創作は自由ですので、視点を変える事それ自体は何も問題ありません。
しかし、のんさんも仰っていますが、「視点を変えるのが一番楽に表現できるから」と安易に変更してしまうのは良くないでしょう。そしてやはりそうした作者の意図が読者にまで透けて見えてしまう。
安直な手段であり、創意工夫がなく、表現力を活かせるチャンスをフイにしてると言わざるを得ない。
――ただ、これは別に視点変更を批難しているわけではなく、視点変更そのものは立派な創作のツールで、便利で優秀な手段の一つです。

「視点変更は長いシーン変更のときに使うもの」という認識があるようですが、そんなことはありません。
個人的には、むしろ逆かなと。
「長いシーンで視点変更するほど」であるなら、そりゃ、
「視点主が変わる」=「物語の中でスポットを当ててる人物が変わる」=「物語のスポットを当ててる人物とは主役のこと」=「物語の主人公が変わってる」
基本的にはこういうコト(語り部≒主人公)なので、そもそもが「本来の主人公の物語ではないシーン」を書いている、という事です。

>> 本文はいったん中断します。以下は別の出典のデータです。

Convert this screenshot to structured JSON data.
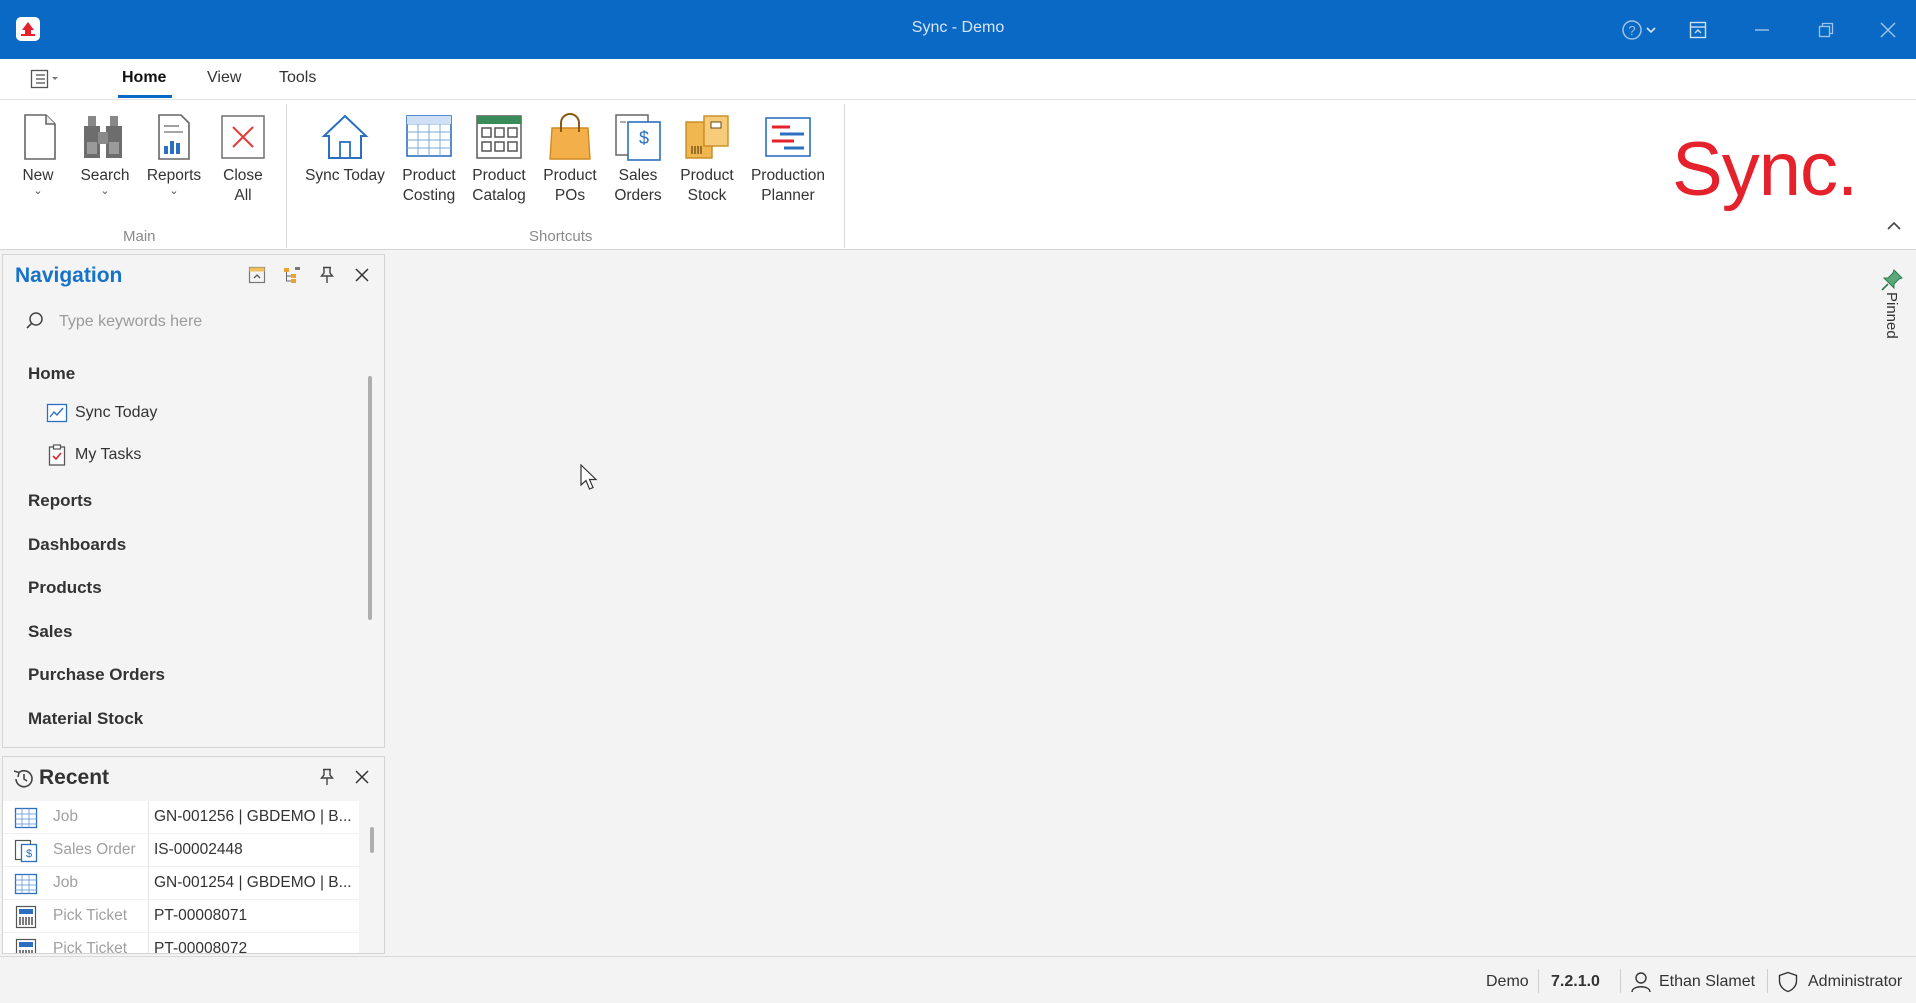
{
  "window": {
    "title": "Sync - Demo",
    "accent_color": "#0a69c4",
    "controls": [
      "help-icon",
      "ribbon-display-icon",
      "minimize-icon",
      "restore-icon",
      "close-icon"
    ]
  },
  "ribbon_tabs": {
    "file_menu_icon": "menu-icon",
    "tabs": [
      {
        "label": "Home",
        "active": true
      },
      {
        "label": "View",
        "active": false
      },
      {
        "label": "Tools",
        "active": false
      }
    ]
  },
  "ribbon": {
    "groups": {
      "main": "Main",
      "shortcuts": "Shortcuts"
    },
    "main_buttons": [
      {
        "label1": "New",
        "label2": "",
        "icon": "new-document-icon",
        "dropdown": true
      },
      {
        "label1": "Search",
        "label2": "",
        "icon": "binoculars-icon",
        "dropdown": true
      },
      {
        "label1": "Reports",
        "label2": "",
        "icon": "report-icon",
        "dropdown": true
      },
      {
        "label1": "Close",
        "label2": "All",
        "icon": "close-all-icon",
        "dropdown": false
      }
    ],
    "shortcut_buttons": [
      {
        "label1": "Sync Today",
        "label2": "",
        "icon": "home-icon"
      },
      {
        "label1": "Product",
        "label2": "Costing",
        "icon": "costing-grid-icon"
      },
      {
        "label1": "Product",
        "label2": "Catalog",
        "icon": "catalog-icon"
      },
      {
        "label1": "Product",
        "label2": "POs",
        "icon": "shopping-bag-icon"
      },
      {
        "label1": "Sales",
        "label2": "Orders",
        "icon": "sales-order-icon"
      },
      {
        "label1": "Product",
        "label2": "Stock",
        "icon": "stock-boxes-icon"
      },
      {
        "label1": "Production",
        "label2": "Planner",
        "icon": "planner-icon"
      }
    ],
    "brand": "Sync.",
    "brand_color": "#e5212c"
  },
  "navigation": {
    "title": "Navigation",
    "search_placeholder": "Type keywords here",
    "sections": {
      "home": "Home",
      "home_items": [
        {
          "label": "Sync Today",
          "icon": "chart-icon"
        },
        {
          "label": "My Tasks",
          "icon": "clipboard-check-icon"
        }
      ],
      "others": [
        "Reports",
        "Dashboards",
        "Products",
        "Sales",
        "Purchase Orders",
        "Material Stock"
      ]
    }
  },
  "recent": {
    "title": "Recent",
    "items": [
      {
        "type": "Job",
        "value": "GN-001256 | GBDEMO | B...",
        "icon": "job-grid-icon"
      },
      {
        "type": "Sales Order",
        "value": "IS-00002448",
        "icon": "sales-order-icon"
      },
      {
        "type": "Job",
        "value": "GN-001254 | GBDEMO | B...",
        "icon": "job-grid-icon"
      },
      {
        "type": "Pick Ticket",
        "value": "PT-00008071",
        "icon": "pick-ticket-icon"
      },
      {
        "type": "Pick Ticket",
        "value": "PT-00008072",
        "icon": "pick-ticket-icon"
      }
    ]
  },
  "pinned": {
    "label": "Pinned"
  },
  "statusbar": {
    "environment": "Demo",
    "version": "7.2.1.0",
    "user": "Ethan Slamet",
    "role": "Administrator"
  }
}
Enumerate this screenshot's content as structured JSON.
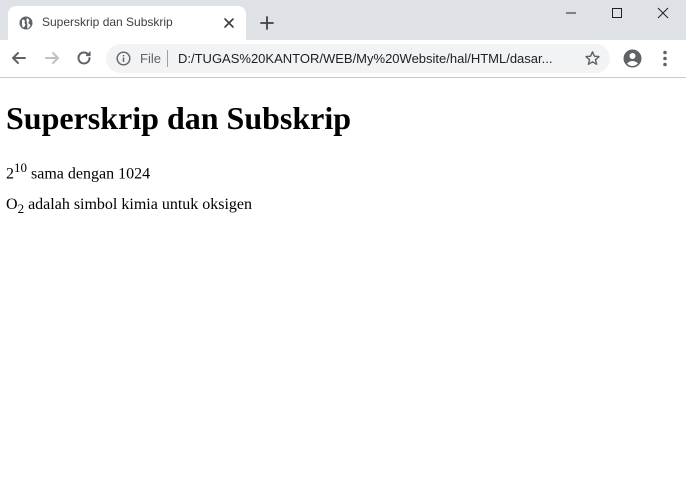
{
  "browser": {
    "tab": {
      "title": "Superskrip dan Subskrip"
    },
    "address_bar": {
      "scheme_label": "File",
      "url": "D:/TUGAS%20KANTOR/WEB/My%20Website/hal/HTML/dasar..."
    }
  },
  "page": {
    "heading": "Superskrip dan Subskrip",
    "line1": {
      "base": "2",
      "superscript": "10",
      "rest": " sama dengan 1024"
    },
    "line2": {
      "base": "O",
      "subscript": "2",
      "rest": " adalah simbol kimia untuk oksigen"
    }
  },
  "colors": {
    "tabstrip_bg": "#dee1e6",
    "omnibox_bg": "#f1f3f4",
    "icon_color": "#5f6368"
  }
}
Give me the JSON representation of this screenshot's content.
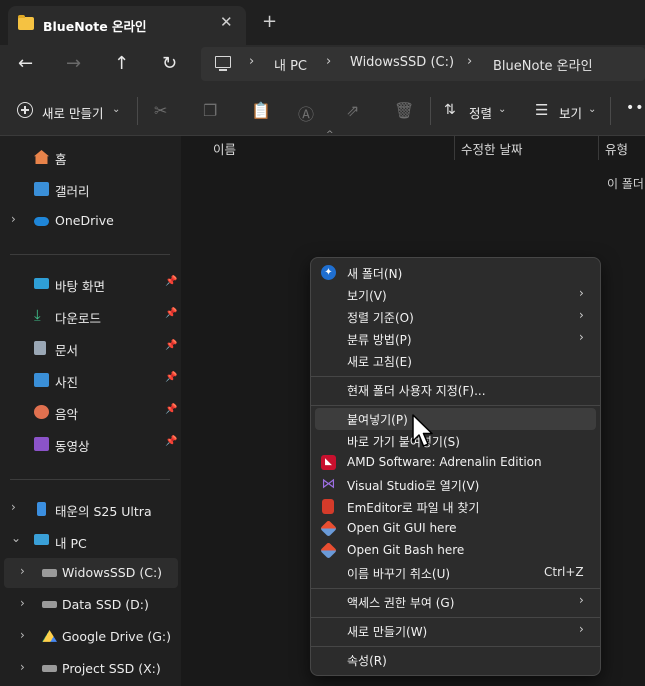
{
  "tab": {
    "title": "BlueNote 온라인",
    "close": "✕",
    "new_tab": "+"
  },
  "nav": {
    "back": "←",
    "forward": "→",
    "up": "↑",
    "refresh": "↻"
  },
  "breadcrumb": [
    "내 PC",
    "WidowsSSD (C:)",
    "BlueNote 온라인"
  ],
  "toolbar": {
    "new_label": "새로 만들기",
    "sort_label": "정렬",
    "view_label": "보기",
    "more": "•••"
  },
  "sidebar": {
    "home": "홈",
    "gallery": "갤러리",
    "onedrive": "OneDrive",
    "quick": [
      "바탕 화면",
      "다운로드",
      "문서",
      "사진",
      "음악",
      "동영상"
    ],
    "phone": "태운의 S25 Ultra",
    "this_pc": "내 PC",
    "drives": [
      "WidowsSSD (C:)",
      "Data SSD (D:)",
      "Google Drive (G:)",
      "Project SSD (X:)"
    ]
  },
  "columns": {
    "name": "이름",
    "modified": "수정한 날짜",
    "type": "유형",
    "empty_partial": "이 폴더"
  },
  "context_menu": {
    "new_folder": "새 폴더(N)",
    "view": "보기(V)",
    "sort_by": "정렬 기준(O)",
    "group_by": "분류 방법(P)",
    "refresh": "새로 고침(E)",
    "customize": "현재 폴더 사용자 지정(F)...",
    "paste": "붙여넣기(P)",
    "paste_shortcut": "바로 가기 붙여넣기(S)",
    "amd": "AMD Software: Adrenalin Edition",
    "vs": "Visual Studio로 열기(V)",
    "emeditor": "EmEditor로 파일 내 찾기",
    "git_gui": "Open Git GUI here",
    "git_bash": "Open Git Bash here",
    "undo_rename": "이름 바꾸기 취소(U)",
    "undo_shortcut": "Ctrl+Z",
    "access": "액세스 권한 부여 (G)",
    "new": "새로 만들기(W)",
    "properties": "속성(R)"
  },
  "colors": {
    "accent": "#0078d4",
    "menu_bg": "#2c2c2c",
    "sidebar_bg": "#202020"
  }
}
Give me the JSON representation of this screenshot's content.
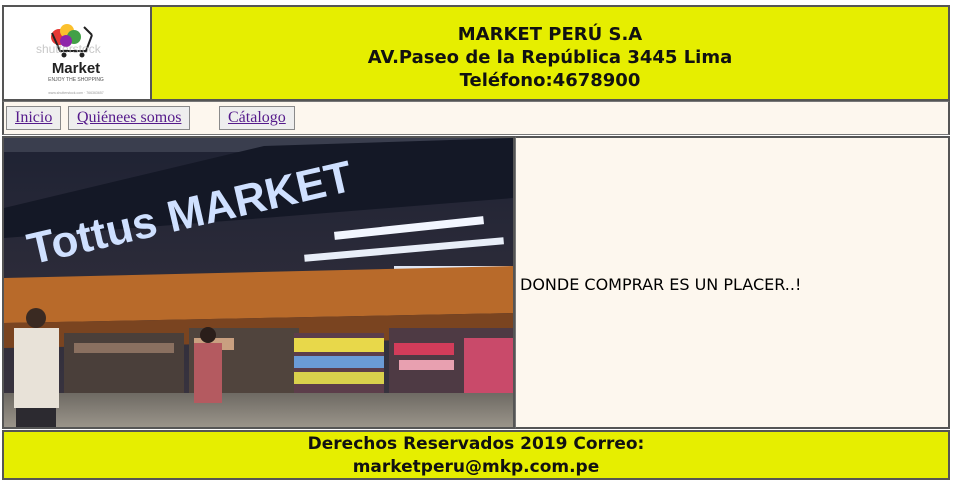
{
  "header": {
    "company": "MARKET PERÚ S.A",
    "address": "AV.Paseo de la República 3445 Lima",
    "phone": "Teléfono:4678900"
  },
  "logo": {
    "watermark": "shutterstock",
    "name": "Market",
    "tagline": "ENJOY THE SHOPPING",
    "url": "www.shutterstock.com · 766363657"
  },
  "nav": {
    "items": [
      {
        "label": "Inicio"
      },
      {
        "label": "Quiénees somos"
      },
      {
        "label": "Cátalogo"
      }
    ]
  },
  "photo": {
    "sign": "Tottus MARKET"
  },
  "main": {
    "slogan": "DONDE COMPRAR ES UN PLACER..!"
  },
  "footer": {
    "line1": "Derechos Reservados 2019 Correo:",
    "line2": "marketperu@mkp.com.pe"
  },
  "colors": {
    "header_bg": "#e6ee00",
    "nav_bg": "#fdf7ee",
    "link": "#551a8b"
  }
}
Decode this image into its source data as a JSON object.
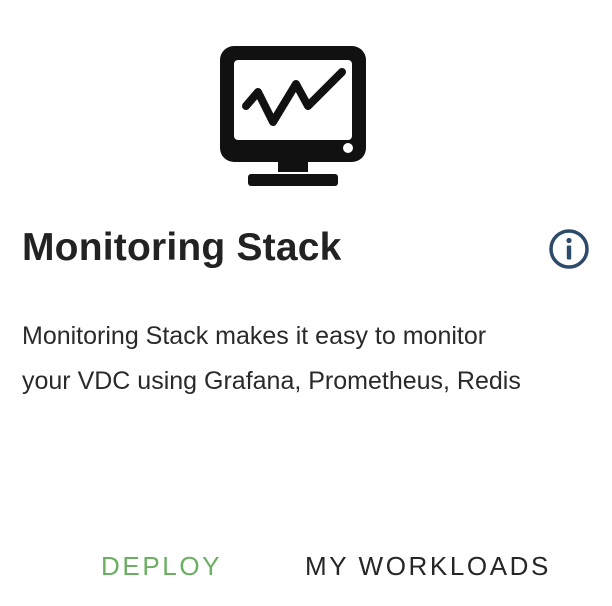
{
  "card": {
    "icon": "monitor-chart-icon",
    "title": "Monitoring Stack",
    "info_icon": "info-icon",
    "description_lines": [
      "Monitoring Stack makes it easy to monitor",
      "your VDC using Grafana, Prometheus, Redis"
    ],
    "actions": {
      "deploy_label": "DEPLOY",
      "workloads_label": "MY WORKLOADS"
    }
  },
  "colors": {
    "deploy": "#6aaf62",
    "info_icon": "#2e4a6b",
    "icon": "#111111"
  }
}
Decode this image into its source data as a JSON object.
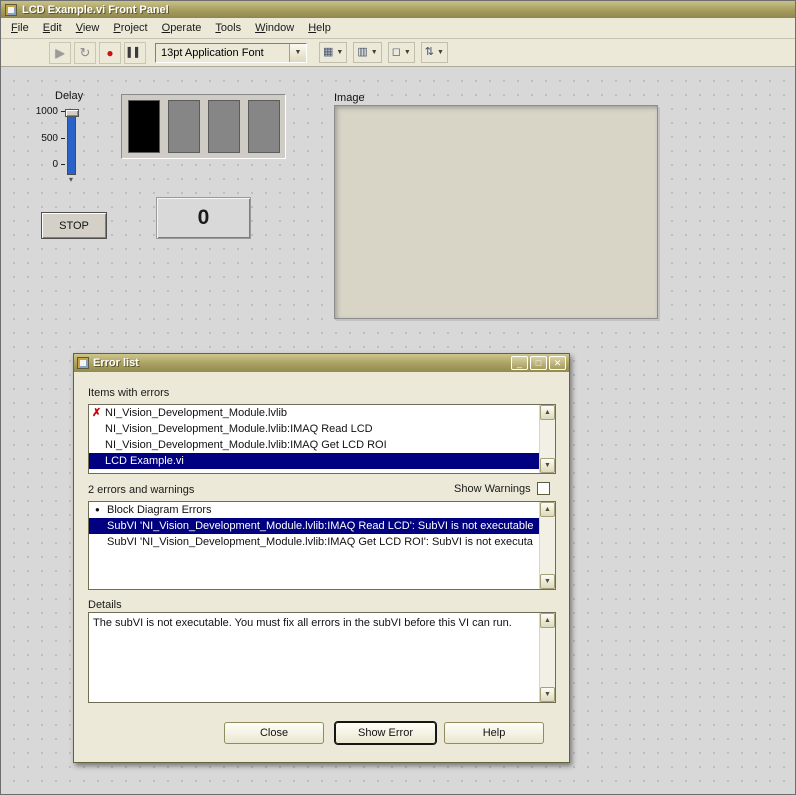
{
  "window": {
    "title": "LCD Example.vi Front Panel"
  },
  "menu": {
    "items": [
      "File",
      "Edit",
      "View",
      "Project",
      "Operate",
      "Tools",
      "Window",
      "Help"
    ]
  },
  "toolbar": {
    "font_selector": "13pt Application Font"
  },
  "panel": {
    "delay": {
      "label": "Delay",
      "ticks": [
        "1000",
        "500",
        "0"
      ]
    },
    "stop_button_label": "STOP",
    "numeric_value": "0",
    "image_label": "Image"
  },
  "error_dialog": {
    "title": "Error list",
    "items_with_errors_label": "Items with errors",
    "error_items": [
      {
        "text": "NI_Vision_Development_Module.lvlib"
      },
      {
        "text": "NI_Vision_Development_Module.lvlib:IMAQ Read LCD"
      },
      {
        "text": "NI_Vision_Development_Module.lvlib:IMAQ Get LCD ROI"
      },
      {
        "text": "LCD Example.vi"
      }
    ],
    "errors_count_label": "2 errors and warnings",
    "show_warnings_label": "Show Warnings",
    "detail_items": [
      {
        "text": "Block Diagram Errors"
      },
      {
        "text": "SubVI 'NI_Vision_Development_Module.lvlib:IMAQ Read LCD': SubVI is not executable"
      },
      {
        "text": "SubVI 'NI_Vision_Development_Module.lvlib:IMAQ Get LCD ROI': SubVI is not executa"
      }
    ],
    "details_label": "Details",
    "details_text": "The subVI is not executable. You must fix all errors in the subVI before this VI can run.",
    "buttons": {
      "close": "Close",
      "show_error": "Show Error",
      "help": "Help"
    },
    "colors": {
      "selection": "#000080",
      "error_mark": "#cc0000",
      "titlebar": "#a89f60"
    }
  }
}
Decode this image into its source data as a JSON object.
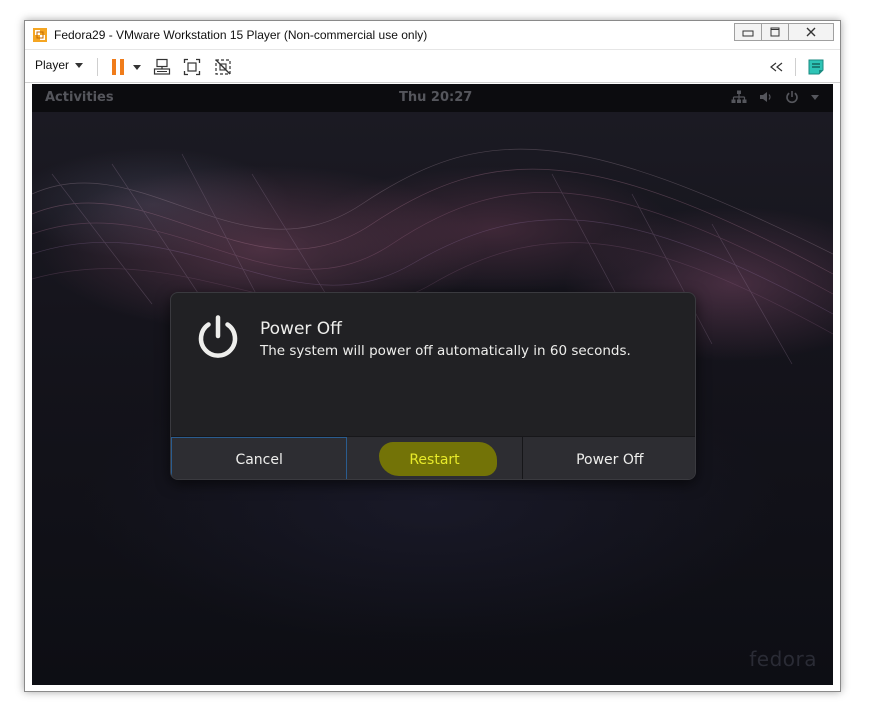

これはよくあることだと思いますが、物語を書く上で、その物語の全容を知ってる作者はアレも必要コレも必要と関係ない事をいろいろ考えてしまいます。
例えば、バトルものでライバルの心情を書きたい、とか。
それは「ライバルの話」であって、「主人公の話」ではない。
ライバルの事情を理解して戦うのであれば、それは「主人公も事情を理解」してなきゃおかしい。主人公も理解してるなら、そもそも主人公視点から書けるはず。
「主人公は理解していない、知らない事情」であるなら、それは読者も知る必要のない情報でしょう。
一人称において視点移動というのは、「主人公は知らないが読者は知ってる」という状況のみ使う機会がある手段なので、「でもライバルの事情を知らないと戦闘が映えないんだよなぁ」なんて場合は、そもそも展開に間違いがあります。
例えばライバルの事情を知ってるキャラクターを用意するなど、あるいはライバルに矛盾した行動を取らせ主人公に疑問を持たせるなど、主人公側にライバルの事情が伝わるよう設計しないと。
「主人公の物語」を語るとき、基本的に「主人公の視点からすべてが見える」ハズなんです。これは人称関係なく。
敵側の思惑など主人公視点から見えない事は、どんなに重要な設定であっても語る必要のない情報だし、それを語るのは作者の自己満足か、演出の一環、という事になります。
正直なところ、Webでよく見る素人作品では前者、自己満足ということが多いです。通して読むと「このエピソードいる?」って事すっごい多い。
特に主人公の一人称で主人公の知らない事って、書く必要ないというか、「主人公の物語」の外にあるモノでしょ?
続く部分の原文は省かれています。